Chaos of Trump White House defies media metaphors

After Friday's firing of White House chief of staff Reince Priebus, cable news anchors started using the metaphor of a hurricane to describe the furious pace of change and chaos at the White House.

The notion of a deadly storm that was out of control looked like it might replace the favorite media metaphor of a reality TV show for Trump's administration.


But by Monday afternoon, as news broke of the firing of communications director Anthony Scaramucci, even the idea of a hurricane or the New York Post catchphrase "Survivor White House" no longer seemed strong enough to describe what was going on with Team Trump.

Don't weep for Sean Spicer. Don't hold out any hope either that things will get better for the White House with a new press secretary.

Scaramucci had been on the job only 10 days. In fact, he wasn't supposed to officially start until mid-August. And he was out as communications director only hours after a new chief of staff, retired Marine general John Kelly, was sworn in this morning..


Cable news loves chaos and out-of-the-blue-breaking news. It's the motor that drives massive tune-in and big ratings.

Trump might be a disaster for comity and good government, but he's a gift from the gods for cable news channels. And he's the gift that just keeps giving, as he did with his latest move Monday afternoon.

But even cable looked at times today like it might not be able to keep up with this kind of tumult.

On MSNBC, host Katy Tur said, "Wow, he's only been there about a week," when she announced the news.

"And you can hear the reaction in the newsroom," she added as audio picked up exclamations and gasps in the background.

"Again, this is only from the New York Times, but apparently we've confirmed this, too," she said.
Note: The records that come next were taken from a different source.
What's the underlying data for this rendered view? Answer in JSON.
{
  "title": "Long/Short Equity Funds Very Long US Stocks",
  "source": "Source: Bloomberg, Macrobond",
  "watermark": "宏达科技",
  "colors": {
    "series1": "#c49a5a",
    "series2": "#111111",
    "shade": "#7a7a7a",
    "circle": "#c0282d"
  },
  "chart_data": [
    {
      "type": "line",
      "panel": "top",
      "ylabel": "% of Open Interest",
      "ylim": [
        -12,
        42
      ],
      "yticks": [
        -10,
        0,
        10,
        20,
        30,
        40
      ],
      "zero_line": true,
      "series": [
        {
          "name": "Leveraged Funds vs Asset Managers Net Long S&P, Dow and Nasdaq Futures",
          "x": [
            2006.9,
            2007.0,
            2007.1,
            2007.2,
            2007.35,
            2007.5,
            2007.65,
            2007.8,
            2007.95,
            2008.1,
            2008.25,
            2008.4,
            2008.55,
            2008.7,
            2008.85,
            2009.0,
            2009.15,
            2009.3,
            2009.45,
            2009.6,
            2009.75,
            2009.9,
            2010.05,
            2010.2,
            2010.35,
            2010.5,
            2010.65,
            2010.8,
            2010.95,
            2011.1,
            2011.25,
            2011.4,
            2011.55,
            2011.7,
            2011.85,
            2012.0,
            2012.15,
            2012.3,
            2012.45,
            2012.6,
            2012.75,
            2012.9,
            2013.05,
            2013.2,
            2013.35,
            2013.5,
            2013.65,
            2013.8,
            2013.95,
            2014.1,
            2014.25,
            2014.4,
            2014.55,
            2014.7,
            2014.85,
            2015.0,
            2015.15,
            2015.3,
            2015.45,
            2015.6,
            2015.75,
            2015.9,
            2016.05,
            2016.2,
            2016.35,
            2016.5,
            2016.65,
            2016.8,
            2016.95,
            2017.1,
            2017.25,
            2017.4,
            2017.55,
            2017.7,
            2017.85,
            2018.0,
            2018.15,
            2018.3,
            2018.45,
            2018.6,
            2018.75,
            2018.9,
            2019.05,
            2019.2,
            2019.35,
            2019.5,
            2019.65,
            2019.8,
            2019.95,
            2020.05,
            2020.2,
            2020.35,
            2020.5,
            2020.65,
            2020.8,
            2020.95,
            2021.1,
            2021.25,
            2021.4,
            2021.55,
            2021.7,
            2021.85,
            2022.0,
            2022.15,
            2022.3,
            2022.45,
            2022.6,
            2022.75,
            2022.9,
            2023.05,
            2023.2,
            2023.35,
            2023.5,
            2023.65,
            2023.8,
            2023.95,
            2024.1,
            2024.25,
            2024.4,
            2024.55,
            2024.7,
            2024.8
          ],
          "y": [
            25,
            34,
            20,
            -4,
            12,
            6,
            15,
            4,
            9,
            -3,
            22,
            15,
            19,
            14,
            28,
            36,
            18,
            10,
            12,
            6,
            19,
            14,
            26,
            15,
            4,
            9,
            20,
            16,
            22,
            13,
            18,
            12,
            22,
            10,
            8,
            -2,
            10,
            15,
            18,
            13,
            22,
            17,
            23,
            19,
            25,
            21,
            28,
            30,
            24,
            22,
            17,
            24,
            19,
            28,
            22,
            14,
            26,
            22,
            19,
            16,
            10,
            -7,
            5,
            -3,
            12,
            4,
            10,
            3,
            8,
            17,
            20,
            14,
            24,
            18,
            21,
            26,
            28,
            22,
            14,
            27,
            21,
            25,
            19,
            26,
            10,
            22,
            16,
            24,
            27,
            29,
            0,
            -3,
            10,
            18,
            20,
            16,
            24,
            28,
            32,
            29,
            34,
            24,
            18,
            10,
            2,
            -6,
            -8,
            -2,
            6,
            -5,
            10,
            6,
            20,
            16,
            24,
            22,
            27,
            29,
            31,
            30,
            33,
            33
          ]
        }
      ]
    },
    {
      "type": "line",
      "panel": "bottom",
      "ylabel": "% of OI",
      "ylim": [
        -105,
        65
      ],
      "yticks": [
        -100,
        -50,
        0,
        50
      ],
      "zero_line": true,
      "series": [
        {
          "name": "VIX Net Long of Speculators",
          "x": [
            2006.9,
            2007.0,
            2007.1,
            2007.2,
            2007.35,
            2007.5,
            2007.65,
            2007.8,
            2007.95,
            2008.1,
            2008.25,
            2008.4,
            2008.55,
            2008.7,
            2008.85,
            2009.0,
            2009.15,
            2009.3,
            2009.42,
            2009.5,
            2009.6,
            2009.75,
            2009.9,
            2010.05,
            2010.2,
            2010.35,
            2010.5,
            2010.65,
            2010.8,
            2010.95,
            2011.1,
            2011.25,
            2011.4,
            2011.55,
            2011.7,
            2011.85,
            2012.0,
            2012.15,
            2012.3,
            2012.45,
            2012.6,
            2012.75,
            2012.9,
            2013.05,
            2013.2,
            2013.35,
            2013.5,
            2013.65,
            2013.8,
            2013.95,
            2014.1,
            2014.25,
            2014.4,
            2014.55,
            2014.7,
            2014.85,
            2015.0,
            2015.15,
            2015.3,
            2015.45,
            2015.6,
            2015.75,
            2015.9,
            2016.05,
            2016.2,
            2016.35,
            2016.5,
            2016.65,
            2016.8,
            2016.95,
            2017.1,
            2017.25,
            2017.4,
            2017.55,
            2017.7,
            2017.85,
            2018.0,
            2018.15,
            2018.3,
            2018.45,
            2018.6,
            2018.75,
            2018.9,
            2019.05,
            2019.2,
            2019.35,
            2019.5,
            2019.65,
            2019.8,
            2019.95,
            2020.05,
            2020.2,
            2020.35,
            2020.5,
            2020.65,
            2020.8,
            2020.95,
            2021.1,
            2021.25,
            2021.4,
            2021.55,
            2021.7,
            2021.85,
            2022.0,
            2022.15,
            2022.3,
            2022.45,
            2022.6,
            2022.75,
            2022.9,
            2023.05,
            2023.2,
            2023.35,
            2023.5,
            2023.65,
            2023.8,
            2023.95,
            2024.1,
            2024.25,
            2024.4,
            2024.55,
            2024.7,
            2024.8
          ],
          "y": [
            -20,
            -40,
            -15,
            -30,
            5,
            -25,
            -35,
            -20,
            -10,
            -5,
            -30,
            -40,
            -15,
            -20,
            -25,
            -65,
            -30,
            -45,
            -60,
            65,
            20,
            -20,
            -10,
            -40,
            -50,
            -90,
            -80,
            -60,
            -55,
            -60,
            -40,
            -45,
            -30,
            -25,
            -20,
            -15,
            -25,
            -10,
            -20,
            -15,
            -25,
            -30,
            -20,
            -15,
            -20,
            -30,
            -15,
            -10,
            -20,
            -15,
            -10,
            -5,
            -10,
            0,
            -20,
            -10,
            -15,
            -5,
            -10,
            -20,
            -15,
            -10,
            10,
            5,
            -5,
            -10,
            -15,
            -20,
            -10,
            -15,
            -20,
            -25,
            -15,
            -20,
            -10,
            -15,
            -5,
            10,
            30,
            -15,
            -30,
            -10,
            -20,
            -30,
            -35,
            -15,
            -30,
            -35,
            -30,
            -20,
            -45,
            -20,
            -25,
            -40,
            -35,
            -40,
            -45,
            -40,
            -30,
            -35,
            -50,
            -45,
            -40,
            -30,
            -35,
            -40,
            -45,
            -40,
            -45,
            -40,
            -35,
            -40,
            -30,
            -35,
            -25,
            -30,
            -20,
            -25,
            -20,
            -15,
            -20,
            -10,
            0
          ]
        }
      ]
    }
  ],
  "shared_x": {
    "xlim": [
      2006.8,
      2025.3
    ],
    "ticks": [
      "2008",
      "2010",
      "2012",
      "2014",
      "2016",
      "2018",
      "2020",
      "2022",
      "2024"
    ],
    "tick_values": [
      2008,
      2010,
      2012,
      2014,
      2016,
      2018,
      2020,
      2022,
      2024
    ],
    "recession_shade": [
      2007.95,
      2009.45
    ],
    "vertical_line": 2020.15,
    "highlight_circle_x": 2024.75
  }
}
Tur kiddingly thanked two contributors who were rushed onto the set for "saving" her.

The guests, Elise Jordan and Harold Ford, looked as surprised as Tur by the latest Trump news, but the three of them quickly settled into an informative conversation about the abrupt firing of the profane and controversial Scaramucci.

Give MSNBC credit for finding its feet quickly and getting on the story in a smart way. And give Tur extra credit for giving viewers some sense of what breaking news feels like in a cable news studio. She was superb.
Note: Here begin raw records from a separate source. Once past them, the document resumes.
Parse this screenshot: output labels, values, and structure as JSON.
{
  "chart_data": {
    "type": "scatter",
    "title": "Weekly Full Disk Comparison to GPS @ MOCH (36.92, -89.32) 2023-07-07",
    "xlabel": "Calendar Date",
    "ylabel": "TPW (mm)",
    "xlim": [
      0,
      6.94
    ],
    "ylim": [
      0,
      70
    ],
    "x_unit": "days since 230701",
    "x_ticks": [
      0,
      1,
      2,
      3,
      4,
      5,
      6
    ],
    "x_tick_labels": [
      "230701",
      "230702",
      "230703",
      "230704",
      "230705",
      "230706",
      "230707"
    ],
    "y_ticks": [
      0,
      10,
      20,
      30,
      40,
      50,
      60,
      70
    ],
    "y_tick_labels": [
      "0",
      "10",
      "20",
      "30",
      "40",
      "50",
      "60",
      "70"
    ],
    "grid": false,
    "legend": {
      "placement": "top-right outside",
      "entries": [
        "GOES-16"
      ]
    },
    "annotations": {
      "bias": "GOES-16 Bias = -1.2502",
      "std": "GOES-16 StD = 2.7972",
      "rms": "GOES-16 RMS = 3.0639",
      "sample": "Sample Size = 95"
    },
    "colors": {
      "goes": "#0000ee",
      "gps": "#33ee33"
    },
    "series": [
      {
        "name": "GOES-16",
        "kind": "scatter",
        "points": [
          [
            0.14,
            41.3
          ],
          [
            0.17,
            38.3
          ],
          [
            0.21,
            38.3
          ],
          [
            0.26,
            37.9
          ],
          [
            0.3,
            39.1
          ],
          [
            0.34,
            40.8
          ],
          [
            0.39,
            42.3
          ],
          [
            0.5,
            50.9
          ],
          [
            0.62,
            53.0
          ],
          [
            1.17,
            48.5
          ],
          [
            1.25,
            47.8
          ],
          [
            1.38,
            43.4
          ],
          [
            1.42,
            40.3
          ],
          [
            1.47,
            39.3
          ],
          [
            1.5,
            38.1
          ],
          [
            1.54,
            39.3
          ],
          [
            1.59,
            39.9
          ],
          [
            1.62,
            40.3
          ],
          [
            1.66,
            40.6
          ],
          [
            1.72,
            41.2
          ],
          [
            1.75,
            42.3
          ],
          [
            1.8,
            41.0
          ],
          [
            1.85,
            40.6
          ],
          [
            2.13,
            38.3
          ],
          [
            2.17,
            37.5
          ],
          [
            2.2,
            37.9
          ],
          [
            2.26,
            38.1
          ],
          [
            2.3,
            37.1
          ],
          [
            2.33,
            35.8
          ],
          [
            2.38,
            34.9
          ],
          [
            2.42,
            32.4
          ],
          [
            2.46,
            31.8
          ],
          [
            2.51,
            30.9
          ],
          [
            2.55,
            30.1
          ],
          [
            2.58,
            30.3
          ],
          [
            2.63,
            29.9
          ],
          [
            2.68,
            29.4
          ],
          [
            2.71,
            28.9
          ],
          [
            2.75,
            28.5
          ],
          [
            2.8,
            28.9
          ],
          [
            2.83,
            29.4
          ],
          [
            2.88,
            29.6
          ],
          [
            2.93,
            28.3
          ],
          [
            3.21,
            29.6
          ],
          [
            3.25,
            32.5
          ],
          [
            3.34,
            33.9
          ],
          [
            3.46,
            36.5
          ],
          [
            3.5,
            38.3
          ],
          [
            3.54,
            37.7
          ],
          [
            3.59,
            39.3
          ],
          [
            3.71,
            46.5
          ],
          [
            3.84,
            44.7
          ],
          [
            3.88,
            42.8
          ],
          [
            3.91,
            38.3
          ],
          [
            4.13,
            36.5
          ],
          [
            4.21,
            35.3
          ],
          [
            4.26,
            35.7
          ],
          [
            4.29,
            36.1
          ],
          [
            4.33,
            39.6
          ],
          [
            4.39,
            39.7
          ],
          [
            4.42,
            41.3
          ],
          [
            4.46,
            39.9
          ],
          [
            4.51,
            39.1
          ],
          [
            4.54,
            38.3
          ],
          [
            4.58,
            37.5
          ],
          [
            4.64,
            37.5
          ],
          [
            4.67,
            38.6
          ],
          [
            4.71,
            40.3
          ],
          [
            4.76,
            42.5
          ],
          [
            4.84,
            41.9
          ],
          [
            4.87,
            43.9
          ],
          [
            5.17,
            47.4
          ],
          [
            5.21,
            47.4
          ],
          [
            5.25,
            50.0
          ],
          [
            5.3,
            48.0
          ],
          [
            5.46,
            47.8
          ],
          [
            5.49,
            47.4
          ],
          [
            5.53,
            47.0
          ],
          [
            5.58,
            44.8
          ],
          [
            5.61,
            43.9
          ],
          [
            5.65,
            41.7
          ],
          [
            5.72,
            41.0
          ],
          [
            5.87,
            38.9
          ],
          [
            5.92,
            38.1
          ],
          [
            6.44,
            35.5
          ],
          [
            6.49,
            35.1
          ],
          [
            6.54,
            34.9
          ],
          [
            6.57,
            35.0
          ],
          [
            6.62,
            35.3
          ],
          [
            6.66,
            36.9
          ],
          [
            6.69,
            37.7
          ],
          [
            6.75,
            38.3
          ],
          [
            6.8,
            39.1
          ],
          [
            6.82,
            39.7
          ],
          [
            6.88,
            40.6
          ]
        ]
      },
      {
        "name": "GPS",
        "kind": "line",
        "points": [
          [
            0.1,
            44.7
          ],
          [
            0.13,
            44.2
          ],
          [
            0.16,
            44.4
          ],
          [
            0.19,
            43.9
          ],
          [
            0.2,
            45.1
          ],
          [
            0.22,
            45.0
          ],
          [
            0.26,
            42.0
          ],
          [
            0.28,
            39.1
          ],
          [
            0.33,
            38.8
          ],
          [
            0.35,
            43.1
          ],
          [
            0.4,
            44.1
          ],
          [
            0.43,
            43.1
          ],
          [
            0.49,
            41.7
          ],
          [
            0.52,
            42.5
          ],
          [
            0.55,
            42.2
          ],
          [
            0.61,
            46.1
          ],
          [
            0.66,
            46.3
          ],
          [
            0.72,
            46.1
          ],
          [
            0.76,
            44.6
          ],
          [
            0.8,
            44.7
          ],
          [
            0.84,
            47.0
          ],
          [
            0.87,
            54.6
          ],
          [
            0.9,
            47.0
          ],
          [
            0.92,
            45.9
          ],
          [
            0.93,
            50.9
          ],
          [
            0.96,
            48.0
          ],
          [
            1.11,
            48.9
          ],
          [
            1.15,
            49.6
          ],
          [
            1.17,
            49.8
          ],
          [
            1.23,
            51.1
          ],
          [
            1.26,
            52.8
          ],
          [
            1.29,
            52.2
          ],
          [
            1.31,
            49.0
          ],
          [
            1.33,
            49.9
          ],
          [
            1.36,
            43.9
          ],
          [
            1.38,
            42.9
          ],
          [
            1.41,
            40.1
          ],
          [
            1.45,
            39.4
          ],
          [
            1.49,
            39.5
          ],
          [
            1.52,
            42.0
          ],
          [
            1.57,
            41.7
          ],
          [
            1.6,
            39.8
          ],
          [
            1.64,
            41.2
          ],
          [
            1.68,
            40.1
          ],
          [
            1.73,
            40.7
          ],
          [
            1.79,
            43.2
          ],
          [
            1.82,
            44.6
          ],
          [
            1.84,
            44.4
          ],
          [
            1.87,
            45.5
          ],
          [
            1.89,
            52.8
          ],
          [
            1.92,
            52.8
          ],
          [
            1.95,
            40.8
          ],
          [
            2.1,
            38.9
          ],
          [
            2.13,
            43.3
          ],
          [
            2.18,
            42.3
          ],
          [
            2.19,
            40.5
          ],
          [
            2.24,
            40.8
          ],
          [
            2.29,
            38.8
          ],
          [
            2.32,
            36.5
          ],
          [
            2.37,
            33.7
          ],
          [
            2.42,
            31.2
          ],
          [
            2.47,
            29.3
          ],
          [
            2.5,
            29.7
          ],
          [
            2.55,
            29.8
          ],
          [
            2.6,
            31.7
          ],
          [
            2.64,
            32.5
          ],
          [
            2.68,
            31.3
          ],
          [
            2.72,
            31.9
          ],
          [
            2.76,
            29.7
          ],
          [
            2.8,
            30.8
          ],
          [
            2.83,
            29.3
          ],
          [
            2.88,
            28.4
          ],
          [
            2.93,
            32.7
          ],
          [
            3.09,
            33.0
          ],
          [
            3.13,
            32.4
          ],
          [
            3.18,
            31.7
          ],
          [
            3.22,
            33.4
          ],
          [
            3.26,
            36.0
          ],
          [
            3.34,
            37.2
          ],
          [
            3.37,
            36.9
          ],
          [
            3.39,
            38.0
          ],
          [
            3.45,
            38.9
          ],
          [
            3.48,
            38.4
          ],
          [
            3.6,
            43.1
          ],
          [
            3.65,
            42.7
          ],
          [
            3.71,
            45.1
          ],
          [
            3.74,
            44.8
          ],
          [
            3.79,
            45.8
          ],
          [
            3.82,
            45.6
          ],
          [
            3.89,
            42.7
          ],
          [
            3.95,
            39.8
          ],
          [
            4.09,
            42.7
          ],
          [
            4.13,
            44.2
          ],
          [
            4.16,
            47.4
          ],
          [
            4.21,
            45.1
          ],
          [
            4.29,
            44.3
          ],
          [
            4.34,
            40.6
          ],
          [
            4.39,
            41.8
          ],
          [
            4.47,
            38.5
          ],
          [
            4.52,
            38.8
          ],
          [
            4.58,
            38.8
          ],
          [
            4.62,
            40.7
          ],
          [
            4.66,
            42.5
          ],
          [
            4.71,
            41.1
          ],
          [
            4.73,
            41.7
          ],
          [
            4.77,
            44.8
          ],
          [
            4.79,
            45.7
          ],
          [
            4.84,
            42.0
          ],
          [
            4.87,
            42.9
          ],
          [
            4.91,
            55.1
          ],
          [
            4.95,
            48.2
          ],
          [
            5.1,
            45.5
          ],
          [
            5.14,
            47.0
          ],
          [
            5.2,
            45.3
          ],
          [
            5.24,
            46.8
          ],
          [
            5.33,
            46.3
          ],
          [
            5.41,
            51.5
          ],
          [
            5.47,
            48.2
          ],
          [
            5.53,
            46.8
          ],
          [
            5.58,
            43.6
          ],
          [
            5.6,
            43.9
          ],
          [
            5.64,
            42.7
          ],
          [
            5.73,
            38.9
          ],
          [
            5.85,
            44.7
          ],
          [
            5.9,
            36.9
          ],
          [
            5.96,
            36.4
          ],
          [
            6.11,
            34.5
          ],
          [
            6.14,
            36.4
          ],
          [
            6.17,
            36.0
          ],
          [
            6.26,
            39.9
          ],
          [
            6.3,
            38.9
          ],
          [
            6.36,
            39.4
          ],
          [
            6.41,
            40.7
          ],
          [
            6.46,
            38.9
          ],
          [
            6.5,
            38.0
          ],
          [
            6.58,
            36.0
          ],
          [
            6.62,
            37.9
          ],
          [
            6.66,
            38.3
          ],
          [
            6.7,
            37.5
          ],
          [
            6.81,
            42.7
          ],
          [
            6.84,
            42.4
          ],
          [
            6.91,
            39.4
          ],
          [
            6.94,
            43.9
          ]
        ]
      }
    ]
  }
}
Hours after he was sworn in as chief of staff, former Gen. John Kelly made sure that White House Communications Director Anthony Scaramucci was gone.

CNN was on it quickly as well with host Brooke Baldwin deftly leading a discussion that included Mark Preston, senior political analyst; Gloria Borger, chief political analyst; and David Chalian, the channel's political director.

Senior media correspondent Brian Stelter and Ryan Lizza, the CNN contributor who had that incredibly profane interview with Scaramucci last week, were also brought on.

That's a lot of firepower and insight. But, like their counterparts at MSNBC, even some of them admitted feeling rocked by events.


I've been hoping a great new metaphor would come to me while I was writing this post. But I have to admit I am rocked, too.

Rocked and open to suggestions for a new metaphor that might help make sense of such unprecedented and seemingly erratic White House changes.